Parliamentary panel flags staff crunch at MCA departments 

The situation is not much different at the competition watchdog, with the Committee pointing out that out of a total of 192 sanctioned posts, only 123 posts have been filled. 
The lower House of Parliament (Photo| Screengrab)
The lower House of Parliament (Photo| Screengrab)

NEW DELHI: The Standing Committee on Finance red-flagged staff shortages at several departments under the Ministry of Corporate Affairs on Tuesday, noting that the increasing quantum of work made filling vacancies a critical task. 

According to the report, tabled in Parliament on Tuesday, the Competition Commission of India (CCI) and the Serious Fraud Investigation Office (SFIO) have 133 posts which remain vacant out of a combined sanctioned workforce of 325. A vacancy rate of over 40 per cent. 

“The Committee notes that the multi-year pattern of high vacancies and lack of human resources should be addressed at a structural level so that these gaps are closed as soon as possible. MCA's various regulatory entities are critically important for a smooth functioning economy. They should be suitably equipped in terms of human capital and systems so that they can provide necessary support to the economy,” the report said. 

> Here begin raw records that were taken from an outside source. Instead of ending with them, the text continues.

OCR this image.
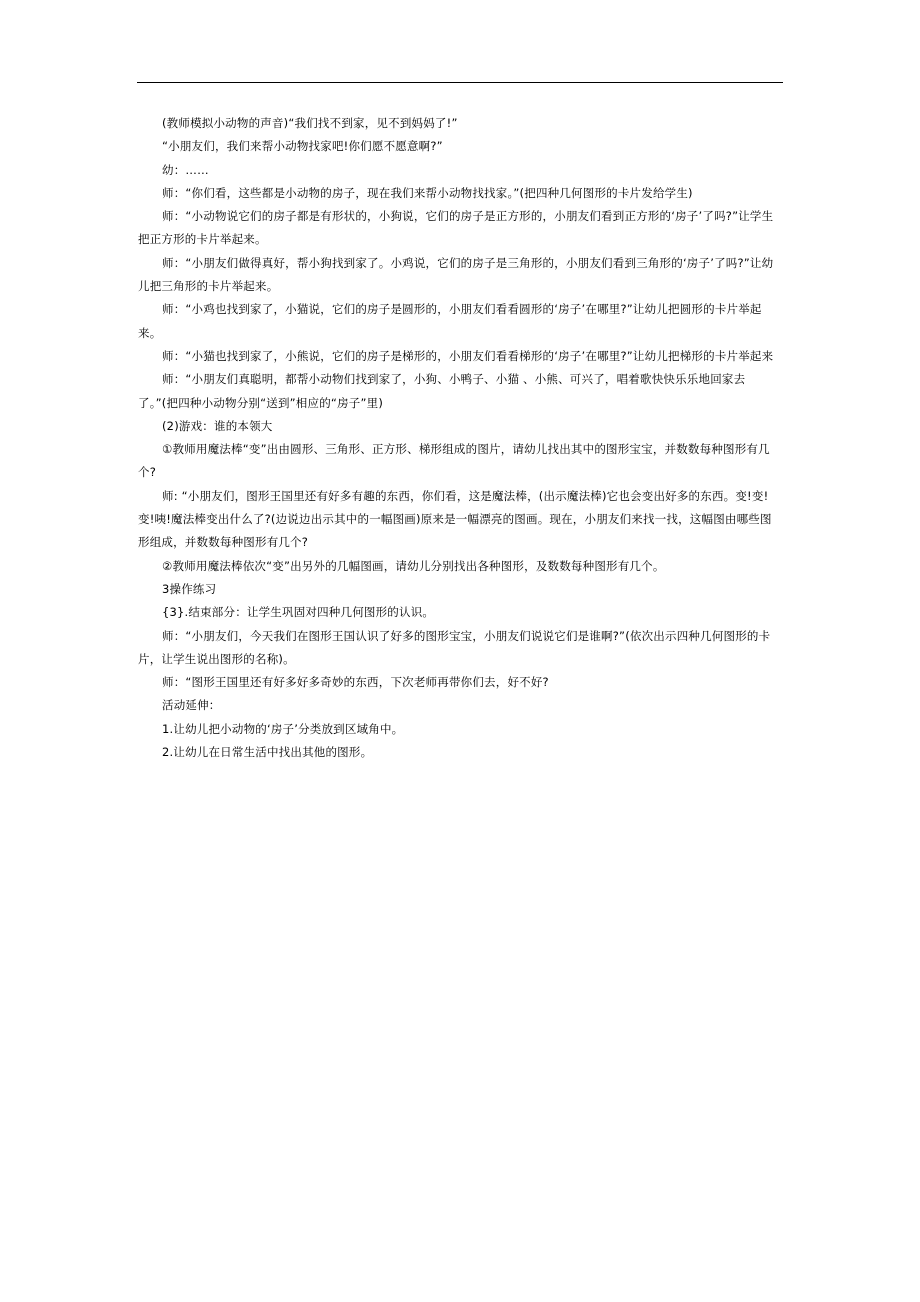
(教师模拟小动物的声音)“我们找不到家，见不到妈妈了!”

“小朋友们，我们来帮小动物找家吧!你们愿不愿意啊?”

幼：……

师：“你们看，这些都是小动物的房子，现在我们来帮小动物找找家。”(把四种几何图形的卡片发给学生)

师：“小动物说它们的房子都是有形状的，小狗说，它们的房子是正方形的，小朋友们看到正方形的‘房子’了吗?”让学生把正方形的卡片举起来。

师：“小朋友们做得真好，帮小狗找到家了。小鸡说，它们的房子是三角形的，小朋友们看到三角形的‘房子’了吗?”让幼儿把三角形的卡片举起来。

师：“小鸡也找到家了，小猫说，它们的房子是圆形的，小朋友们看看圆形的‘房子’在哪里?”让幼儿把圆形的卡片举起来。

师：“小猫也找到家了，小熊说，它们的房子是梯形的，小朋友们看看梯形的‘房子’在哪里?”让幼儿把梯形的卡片举起来

师：“小朋友们真聪明，都帮小动物们找到家了，小狗、小鸭子、小猫 、小熊、可兴了，唱着歌快快乐乐地回家去了。”(把四种小动物分别“送到”相应的“房子”里)

(2)游戏：谁的本领大

①教师用魔法棒“变”出由圆形、三角形、正方形、梯形组成的图片，请幼儿找出其中的图形宝宝，并数数每种图形有几个?

师: “小朋友们，图形王国里还有好多有趣的东西，你们看，这是魔法棒，(出示魔法棒)它也会变出好多的东西。变!变!变!咦!魔法棒变出什么了?(边说边出示其中的一幅图画)原来是一幅漂亮的图画。现在，小朋友们来找一找，这幅图由哪些图形组成，并数数每种图形有几个?

②教师用魔法棒依次“变”出另外的几幅图画，请幼儿分别找出各种图形，及数数每种图形有几个。

3操作练习

{3}.结束部分：让学生巩固对四种几何图形的认识。

师：“小朋友们，今天我们在图形王国认识了好多的图形宝宝，小朋友们说说它们是谁啊?”(依次出示四种几何图形的卡片，让学生说出图形的名称)。

师：“图形王国里还有好多好多奇妙的东西，下次老师再带你们去，好不好?

活动延伸：

1.让幼儿把小动物的‘房子’分类放到区域角中。

2.让幼儿在日常生活中找出其他的图形。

In the case of the SFIO, the Standing Committee observed that out of 91 cases assigned since 2016-17, only 35 have been completed so far. “Keeping in mind the large number of cases and the rising workload with greater complexity, the Ministry should strengthen the workforce in SFIO,” the Committee said. The government, for its part, has submitted that efforts are being made to improve the situation by expediting the selection process, incentivising posting of officials through a special grant of 20 per cent of Basic Pay and engagement of technical consultants. 

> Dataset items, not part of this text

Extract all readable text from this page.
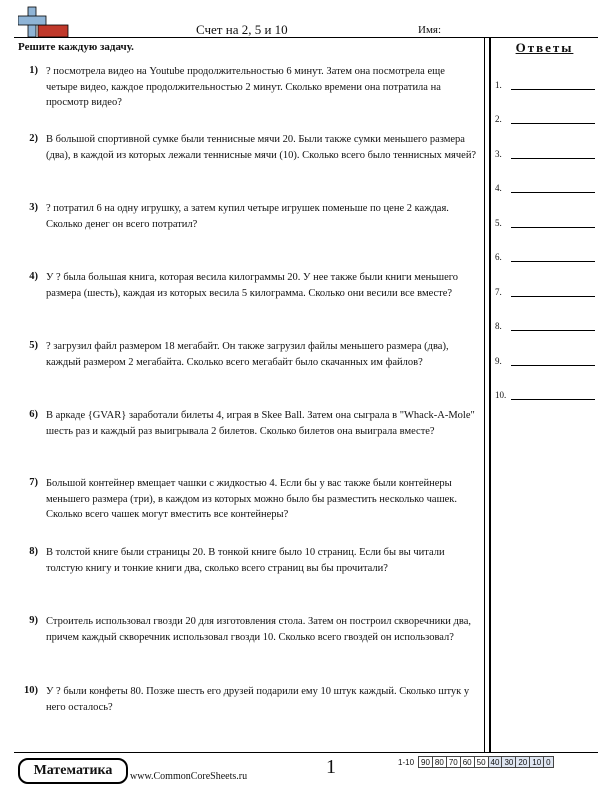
Счет на 2, 5 и 10	Имя:
Решите каждую задачу.	Ответы
1.
2.
3.
4.
5.
6.
7.
8.
9.
10.
1) ? посмотрела видео на Youtube продолжительностью 6 минут. Затем она посмотрела еще четыре видео, каждое продолжительностью 2 минут. Сколько времени она потратила на просмотр видео?
2) В большой спортивной сумке были теннисные мячи 20. Были также сумки меньшего размера (два), в каждой из которых лежали теннисные мячи (10). Сколько всего было теннисных мячей?
3) ? потратил 6 на одну игрушку, а затем купил четыре игрушек поменьше по цене 2 каждая. Сколько денег он всего потратил?
4) У ? была большая книга, которая весила килограммы 20. У нее также были книги меньшего размера (шесть), каждая из которых весила 5 килограмма. Сколько они весили все вместе?
5) ? загрузил файл размером 18 мегабайт. Он также загрузил файлы меньшего размера (два), каждый размером 2 мегабайта. Сколько всего мегабайт было скачанных им файлов?
6) В аркаде {GVAR} заработали билеты 4, играя в Skee Ball. Затем она сыграла в "Whack-A-Mole" шесть раз и каждый раз выигрывала 2 билетов. Сколько билетов она выиграла вместе?
7) Большой контейнер вмещает чашки с жидкостью 4. Если бы у вас также были контейнеры меньшего размера (три), в каждом из которых можно было бы разместить несколько чашек. Сколько всего чашек могут вместить все контейнеры?
8) В толстой книге были страницы 20. В тонкой книге было 10 страниц. Если бы вы читали толстую книгу и тонкие книги два, сколько всего страниц вы бы прочитали?
9) Строитель использовал гвозди 20 для изготовления стола. Затем он построил скворечники два, причем каждый скворечник использовал гвозди 10. Сколько всего гвоздей он использовал?
10) У ? были конфеты 80. Позже шесть его друзей подарили ему 10 штук каждый. Сколько штук у него осталось?
Математика	www.CommonCoreSheets.ru	1	1-10	90	80	70	60	50	40	30	20	10	0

The situation is not much different at the competition watchdog, with the Committee pointing out that out of a total of 192 sanctioned posts, only 123 posts have been filled. 

The two departments are not the only ones to have attracted the scrutiny of the Committee on staff vacancies. In the case of the Investor Education and Protection Fund (IEPF) Authority, which was established in 2016 with the objective of promoting investor education and make refunds of shares, unclaimed dividends and matured deposits, the Committee says that the quantum of work has increased “manifold during the last two years and the Authority may be required to dispose of 12,000 claims every year”. 

“The number of claims have been increasing steeply year after year, from 343 in 2016-17, to 3,683 in 2017-18 and 10,661 in 2018-19…. the manpower requirements of the Authority needs to be addressed expeditiously in order to meet the increasing number of claims,” the report said.